FEED_URI = "reddit.csv"
To run our spider we will use runspider command.
scrapy runspider spiders/redditSpider.py
Below is the output of the above code. You get the file in the path given in feed uri. “..\scraping_reddit\scraping_reddit\output”.
Here the output file shows title, image, upvotes and date time extracted using XPath.
Once the command is run, Scrapy will search for the spider and will run it through its crawler engine. The crawl is started by making a request to URL’s specified in the spider and the default method “parse” is called back. It will parse the response object and then will loop through the elements using a CSS Selector or using the mentioned XPath. These requests are scheduled and processed asynchronously. Thus Scrapy framework is built to not wait for a request to be finished, it will send next request to URL. If one request is failed, it won’t hamper the functioning of other requests.
With the concurrent request which helps you to crawl fast, it will also help to delay the download between each request by limiting concurrent request per domain or per IP. It even has an auto-throttling extension that figures out these automatically.

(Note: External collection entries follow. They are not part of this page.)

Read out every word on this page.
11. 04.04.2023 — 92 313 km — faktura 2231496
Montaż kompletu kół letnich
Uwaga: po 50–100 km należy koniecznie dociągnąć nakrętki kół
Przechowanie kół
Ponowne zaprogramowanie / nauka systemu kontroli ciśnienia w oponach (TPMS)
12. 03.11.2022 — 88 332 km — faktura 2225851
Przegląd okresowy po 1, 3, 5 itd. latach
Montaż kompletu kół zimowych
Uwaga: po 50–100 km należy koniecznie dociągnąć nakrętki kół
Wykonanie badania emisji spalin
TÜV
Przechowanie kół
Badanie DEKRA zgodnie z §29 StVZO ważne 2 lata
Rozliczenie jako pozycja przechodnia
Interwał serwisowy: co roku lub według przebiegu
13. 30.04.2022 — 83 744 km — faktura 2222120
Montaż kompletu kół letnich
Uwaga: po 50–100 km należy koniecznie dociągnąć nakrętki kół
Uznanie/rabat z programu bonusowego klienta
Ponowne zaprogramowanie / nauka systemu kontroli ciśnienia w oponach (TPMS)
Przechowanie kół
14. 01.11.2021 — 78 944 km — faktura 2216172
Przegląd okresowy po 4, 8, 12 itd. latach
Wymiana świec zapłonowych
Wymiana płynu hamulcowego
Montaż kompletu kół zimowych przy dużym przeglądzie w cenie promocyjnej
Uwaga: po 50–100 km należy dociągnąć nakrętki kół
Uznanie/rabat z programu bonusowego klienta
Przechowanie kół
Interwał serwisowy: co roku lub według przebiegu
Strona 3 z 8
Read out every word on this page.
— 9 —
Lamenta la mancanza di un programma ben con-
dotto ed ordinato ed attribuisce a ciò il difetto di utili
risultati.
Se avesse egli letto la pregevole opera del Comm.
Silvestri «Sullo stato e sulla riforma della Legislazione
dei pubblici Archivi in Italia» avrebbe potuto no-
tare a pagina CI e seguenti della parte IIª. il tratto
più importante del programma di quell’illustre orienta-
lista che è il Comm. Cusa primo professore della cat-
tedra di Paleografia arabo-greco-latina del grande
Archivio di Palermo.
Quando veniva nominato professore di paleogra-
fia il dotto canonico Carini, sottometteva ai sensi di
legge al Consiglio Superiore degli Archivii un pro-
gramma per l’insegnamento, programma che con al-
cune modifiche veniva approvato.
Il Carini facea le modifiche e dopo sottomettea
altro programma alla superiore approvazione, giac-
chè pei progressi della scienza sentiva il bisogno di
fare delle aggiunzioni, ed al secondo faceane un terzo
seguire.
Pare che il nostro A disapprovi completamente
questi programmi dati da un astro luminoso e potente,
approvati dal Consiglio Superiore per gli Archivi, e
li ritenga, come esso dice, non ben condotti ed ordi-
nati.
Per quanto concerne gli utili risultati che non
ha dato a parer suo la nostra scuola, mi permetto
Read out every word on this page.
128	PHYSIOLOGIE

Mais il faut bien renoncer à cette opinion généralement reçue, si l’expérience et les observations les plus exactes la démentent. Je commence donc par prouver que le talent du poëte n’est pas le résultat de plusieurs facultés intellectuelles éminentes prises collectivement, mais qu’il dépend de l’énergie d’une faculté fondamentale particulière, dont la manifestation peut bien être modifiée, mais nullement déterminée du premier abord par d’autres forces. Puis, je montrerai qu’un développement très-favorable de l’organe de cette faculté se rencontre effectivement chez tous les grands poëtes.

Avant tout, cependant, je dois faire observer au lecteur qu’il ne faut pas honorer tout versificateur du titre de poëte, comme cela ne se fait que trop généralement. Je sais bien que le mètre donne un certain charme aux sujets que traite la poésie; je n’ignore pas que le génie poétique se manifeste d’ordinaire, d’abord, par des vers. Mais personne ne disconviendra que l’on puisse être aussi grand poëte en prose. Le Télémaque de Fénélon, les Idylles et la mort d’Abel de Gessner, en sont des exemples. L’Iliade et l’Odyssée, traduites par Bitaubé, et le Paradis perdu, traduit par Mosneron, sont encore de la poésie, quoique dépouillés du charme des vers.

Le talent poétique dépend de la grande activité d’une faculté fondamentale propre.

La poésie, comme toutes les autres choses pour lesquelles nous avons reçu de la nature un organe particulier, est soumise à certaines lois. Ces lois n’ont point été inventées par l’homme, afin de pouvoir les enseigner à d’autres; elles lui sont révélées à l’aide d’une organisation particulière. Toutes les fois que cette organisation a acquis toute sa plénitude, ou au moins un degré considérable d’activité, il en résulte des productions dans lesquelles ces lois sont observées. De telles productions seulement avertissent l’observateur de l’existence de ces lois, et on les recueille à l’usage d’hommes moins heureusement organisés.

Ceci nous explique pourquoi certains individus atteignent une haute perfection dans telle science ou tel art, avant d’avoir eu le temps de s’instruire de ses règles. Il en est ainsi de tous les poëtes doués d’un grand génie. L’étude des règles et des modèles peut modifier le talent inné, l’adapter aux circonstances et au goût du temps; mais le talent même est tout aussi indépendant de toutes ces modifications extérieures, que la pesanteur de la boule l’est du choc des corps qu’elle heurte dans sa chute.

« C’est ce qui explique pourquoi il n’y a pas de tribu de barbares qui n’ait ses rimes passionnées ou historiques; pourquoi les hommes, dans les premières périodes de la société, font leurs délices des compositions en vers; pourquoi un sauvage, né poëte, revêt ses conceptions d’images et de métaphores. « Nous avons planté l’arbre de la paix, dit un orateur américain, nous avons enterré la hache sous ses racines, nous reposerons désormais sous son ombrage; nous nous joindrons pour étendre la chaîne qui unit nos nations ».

Scraping is the best way to get the data required in bulk amount. You can use the Scrapy framework to crawl to the Reddit using XPath. Scrapy can be easily installed using the Anaconda framework. It gives us the flexibility to set the format for output files in its setting file. You can even set the concurrent request per domain or per IP or set auto-throttling extension. You can further use this extracted data as input to analyzing tools of Python like Panda to convert these scrapped data into meaningful charts.